Of course the above is only for a single column, and so the annoying part is that you have to specify the full schema at the moment, i.e. so also for all other columns where the type inference would be fine.

lukaswenzl-akur8 commented 1 week ago

Thanks for your quick answer and insights! You are right that this is an extreme edge case that is rare, but we want to avoid crashes.

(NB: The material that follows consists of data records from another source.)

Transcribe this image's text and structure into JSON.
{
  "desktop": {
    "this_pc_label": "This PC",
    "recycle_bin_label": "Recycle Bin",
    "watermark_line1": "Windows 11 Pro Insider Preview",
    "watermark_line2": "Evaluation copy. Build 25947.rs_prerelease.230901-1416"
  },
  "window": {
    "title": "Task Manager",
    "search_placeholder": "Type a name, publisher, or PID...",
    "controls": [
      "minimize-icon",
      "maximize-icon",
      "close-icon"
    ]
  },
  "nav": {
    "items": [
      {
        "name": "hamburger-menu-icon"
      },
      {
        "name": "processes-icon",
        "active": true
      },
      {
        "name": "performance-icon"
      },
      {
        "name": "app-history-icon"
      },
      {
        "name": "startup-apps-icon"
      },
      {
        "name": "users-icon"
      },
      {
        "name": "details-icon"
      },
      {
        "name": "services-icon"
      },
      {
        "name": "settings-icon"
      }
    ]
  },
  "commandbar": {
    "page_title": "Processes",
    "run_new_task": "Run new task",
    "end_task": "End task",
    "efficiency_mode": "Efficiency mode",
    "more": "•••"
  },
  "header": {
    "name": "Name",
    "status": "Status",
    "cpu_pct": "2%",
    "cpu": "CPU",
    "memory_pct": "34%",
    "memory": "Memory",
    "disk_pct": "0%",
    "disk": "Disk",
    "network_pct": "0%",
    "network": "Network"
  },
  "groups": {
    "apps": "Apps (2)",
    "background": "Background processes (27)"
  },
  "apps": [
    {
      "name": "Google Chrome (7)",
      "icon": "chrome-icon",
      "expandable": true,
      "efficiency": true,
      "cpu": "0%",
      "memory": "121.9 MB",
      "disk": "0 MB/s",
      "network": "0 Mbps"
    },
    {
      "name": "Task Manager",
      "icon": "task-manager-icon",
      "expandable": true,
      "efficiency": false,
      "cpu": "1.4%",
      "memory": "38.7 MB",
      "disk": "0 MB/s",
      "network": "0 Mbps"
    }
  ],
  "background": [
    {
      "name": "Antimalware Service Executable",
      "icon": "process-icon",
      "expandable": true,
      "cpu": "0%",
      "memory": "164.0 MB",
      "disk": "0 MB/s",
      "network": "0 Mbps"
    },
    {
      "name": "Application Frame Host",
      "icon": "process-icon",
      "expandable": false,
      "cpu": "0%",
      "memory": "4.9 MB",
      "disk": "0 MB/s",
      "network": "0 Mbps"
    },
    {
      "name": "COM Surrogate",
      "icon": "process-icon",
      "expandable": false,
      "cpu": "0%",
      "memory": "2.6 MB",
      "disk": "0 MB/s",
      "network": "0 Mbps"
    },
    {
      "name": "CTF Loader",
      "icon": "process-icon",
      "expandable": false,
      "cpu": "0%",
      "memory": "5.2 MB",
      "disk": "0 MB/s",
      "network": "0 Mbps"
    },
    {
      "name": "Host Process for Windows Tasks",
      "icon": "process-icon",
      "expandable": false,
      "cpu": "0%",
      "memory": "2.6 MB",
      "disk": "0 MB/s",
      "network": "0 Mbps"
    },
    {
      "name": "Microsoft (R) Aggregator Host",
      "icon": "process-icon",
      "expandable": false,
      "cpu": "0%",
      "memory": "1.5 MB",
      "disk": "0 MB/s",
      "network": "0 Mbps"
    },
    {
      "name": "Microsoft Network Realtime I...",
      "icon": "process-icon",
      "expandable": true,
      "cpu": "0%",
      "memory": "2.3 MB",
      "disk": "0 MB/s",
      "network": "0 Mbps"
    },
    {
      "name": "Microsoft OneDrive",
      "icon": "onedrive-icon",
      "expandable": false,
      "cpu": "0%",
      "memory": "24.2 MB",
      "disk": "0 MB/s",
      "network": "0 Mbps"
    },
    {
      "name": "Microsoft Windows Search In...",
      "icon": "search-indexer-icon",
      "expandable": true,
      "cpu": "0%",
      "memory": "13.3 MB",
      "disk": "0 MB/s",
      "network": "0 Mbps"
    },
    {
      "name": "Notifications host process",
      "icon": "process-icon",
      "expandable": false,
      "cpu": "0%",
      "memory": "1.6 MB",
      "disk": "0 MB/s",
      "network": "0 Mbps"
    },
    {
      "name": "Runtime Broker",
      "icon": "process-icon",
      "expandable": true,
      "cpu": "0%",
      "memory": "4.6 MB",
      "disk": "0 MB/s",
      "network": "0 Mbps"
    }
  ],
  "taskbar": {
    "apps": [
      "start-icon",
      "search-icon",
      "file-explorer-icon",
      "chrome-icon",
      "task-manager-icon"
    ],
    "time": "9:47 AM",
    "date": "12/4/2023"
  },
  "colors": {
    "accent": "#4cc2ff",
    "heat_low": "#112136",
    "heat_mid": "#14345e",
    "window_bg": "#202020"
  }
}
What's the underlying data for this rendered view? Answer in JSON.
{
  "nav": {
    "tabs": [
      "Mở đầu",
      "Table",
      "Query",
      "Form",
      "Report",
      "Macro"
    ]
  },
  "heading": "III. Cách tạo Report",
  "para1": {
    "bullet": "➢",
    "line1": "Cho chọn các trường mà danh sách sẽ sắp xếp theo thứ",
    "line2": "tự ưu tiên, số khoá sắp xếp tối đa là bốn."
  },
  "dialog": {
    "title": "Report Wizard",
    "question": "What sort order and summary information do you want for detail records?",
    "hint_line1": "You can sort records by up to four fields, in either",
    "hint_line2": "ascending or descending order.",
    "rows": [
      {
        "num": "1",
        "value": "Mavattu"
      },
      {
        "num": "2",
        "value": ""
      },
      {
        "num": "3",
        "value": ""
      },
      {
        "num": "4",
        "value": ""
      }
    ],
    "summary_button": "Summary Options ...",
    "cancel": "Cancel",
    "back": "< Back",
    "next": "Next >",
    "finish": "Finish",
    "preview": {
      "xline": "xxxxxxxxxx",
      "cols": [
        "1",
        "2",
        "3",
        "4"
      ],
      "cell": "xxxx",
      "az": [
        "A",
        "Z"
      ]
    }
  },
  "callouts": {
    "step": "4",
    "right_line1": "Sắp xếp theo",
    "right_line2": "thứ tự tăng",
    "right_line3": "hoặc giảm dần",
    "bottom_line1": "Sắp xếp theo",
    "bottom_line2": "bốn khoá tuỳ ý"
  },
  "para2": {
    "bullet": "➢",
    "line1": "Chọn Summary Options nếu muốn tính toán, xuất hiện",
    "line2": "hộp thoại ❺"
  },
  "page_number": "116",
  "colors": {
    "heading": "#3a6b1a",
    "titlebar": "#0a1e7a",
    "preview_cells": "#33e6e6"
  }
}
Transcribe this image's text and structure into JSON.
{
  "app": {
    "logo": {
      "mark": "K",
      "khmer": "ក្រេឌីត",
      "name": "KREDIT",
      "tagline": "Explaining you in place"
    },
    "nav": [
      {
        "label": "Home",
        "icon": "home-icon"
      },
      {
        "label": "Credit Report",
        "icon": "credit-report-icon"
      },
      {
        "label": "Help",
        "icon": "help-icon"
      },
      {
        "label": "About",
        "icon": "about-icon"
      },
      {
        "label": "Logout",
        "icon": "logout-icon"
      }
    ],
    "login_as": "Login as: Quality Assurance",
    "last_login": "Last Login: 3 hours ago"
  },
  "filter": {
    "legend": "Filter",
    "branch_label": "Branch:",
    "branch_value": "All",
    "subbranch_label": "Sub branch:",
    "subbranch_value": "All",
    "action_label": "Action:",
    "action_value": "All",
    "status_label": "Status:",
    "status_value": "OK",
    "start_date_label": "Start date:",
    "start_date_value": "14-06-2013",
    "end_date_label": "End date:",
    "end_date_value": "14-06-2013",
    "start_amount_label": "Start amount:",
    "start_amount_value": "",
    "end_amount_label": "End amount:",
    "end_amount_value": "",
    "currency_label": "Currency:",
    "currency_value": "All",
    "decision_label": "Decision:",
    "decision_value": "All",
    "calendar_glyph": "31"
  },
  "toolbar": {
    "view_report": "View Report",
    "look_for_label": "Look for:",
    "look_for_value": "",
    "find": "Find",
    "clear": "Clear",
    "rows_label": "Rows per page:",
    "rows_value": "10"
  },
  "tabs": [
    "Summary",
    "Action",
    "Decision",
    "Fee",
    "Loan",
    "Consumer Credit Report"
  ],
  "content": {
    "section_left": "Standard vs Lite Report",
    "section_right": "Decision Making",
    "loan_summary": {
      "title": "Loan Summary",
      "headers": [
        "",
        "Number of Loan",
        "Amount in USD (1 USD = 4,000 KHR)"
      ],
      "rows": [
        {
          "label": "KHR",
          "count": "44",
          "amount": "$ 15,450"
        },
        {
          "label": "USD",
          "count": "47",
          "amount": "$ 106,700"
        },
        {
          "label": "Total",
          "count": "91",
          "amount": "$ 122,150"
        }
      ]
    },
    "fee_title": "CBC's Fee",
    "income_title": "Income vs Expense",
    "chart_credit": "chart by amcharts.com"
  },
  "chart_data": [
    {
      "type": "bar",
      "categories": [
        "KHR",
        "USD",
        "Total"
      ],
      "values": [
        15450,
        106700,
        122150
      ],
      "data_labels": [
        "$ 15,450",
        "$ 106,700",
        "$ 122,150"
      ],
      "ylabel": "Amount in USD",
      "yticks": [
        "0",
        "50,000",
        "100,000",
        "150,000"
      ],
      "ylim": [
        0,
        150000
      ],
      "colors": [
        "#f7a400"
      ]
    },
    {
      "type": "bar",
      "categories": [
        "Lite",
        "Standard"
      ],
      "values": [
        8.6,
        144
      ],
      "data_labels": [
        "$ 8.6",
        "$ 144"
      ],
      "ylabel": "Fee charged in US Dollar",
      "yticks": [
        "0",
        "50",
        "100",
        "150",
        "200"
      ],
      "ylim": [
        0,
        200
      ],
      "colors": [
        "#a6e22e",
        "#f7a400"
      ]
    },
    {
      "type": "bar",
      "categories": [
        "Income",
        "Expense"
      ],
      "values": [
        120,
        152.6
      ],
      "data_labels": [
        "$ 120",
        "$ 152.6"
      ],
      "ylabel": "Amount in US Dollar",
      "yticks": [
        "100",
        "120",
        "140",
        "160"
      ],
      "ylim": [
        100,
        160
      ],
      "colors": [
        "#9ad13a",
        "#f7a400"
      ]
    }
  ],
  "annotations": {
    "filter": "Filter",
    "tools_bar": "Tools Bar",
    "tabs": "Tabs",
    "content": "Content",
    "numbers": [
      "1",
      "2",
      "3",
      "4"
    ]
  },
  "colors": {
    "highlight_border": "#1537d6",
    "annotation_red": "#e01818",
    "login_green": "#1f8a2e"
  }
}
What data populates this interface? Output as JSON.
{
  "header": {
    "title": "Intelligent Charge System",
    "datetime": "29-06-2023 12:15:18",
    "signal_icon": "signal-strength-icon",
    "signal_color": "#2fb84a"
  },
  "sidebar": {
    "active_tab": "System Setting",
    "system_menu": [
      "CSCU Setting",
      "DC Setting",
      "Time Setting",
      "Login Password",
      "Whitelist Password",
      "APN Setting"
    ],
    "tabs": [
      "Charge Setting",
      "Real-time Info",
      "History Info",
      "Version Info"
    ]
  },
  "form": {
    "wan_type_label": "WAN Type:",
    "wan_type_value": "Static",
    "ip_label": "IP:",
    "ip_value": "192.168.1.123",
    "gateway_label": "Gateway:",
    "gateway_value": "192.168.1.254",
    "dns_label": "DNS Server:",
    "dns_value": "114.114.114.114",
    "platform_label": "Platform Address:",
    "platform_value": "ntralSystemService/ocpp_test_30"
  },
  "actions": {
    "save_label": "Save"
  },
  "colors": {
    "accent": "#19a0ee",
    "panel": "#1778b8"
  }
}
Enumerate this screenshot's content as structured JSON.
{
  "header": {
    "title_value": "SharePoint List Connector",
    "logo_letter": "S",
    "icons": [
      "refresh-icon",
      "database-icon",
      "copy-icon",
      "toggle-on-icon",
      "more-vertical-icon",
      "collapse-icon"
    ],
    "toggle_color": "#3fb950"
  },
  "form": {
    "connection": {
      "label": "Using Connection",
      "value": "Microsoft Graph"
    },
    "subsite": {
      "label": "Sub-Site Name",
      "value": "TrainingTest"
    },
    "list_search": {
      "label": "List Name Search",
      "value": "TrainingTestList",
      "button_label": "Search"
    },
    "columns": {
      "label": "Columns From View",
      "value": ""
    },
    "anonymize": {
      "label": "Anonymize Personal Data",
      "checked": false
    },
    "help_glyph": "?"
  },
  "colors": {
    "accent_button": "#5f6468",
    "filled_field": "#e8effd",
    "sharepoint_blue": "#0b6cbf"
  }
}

For now we could use the workaround to convert to strings. schematically:

if (np.sum(df["float_gran"].cat.categories.str.len()) > 2_147_483_647):
  df["float_gran"] = df["float_gran"].astype(str)
#...works
table.to_pandas().astype("category")

this comes with a large performance penalty for the conversions but at least doesn't crash and only affects the edgecase. Building the whole schema each time could be prone to errors for our more general use case.

It is great to know that the upcoming pandas version may solve this. We will retest with pandas 3.0!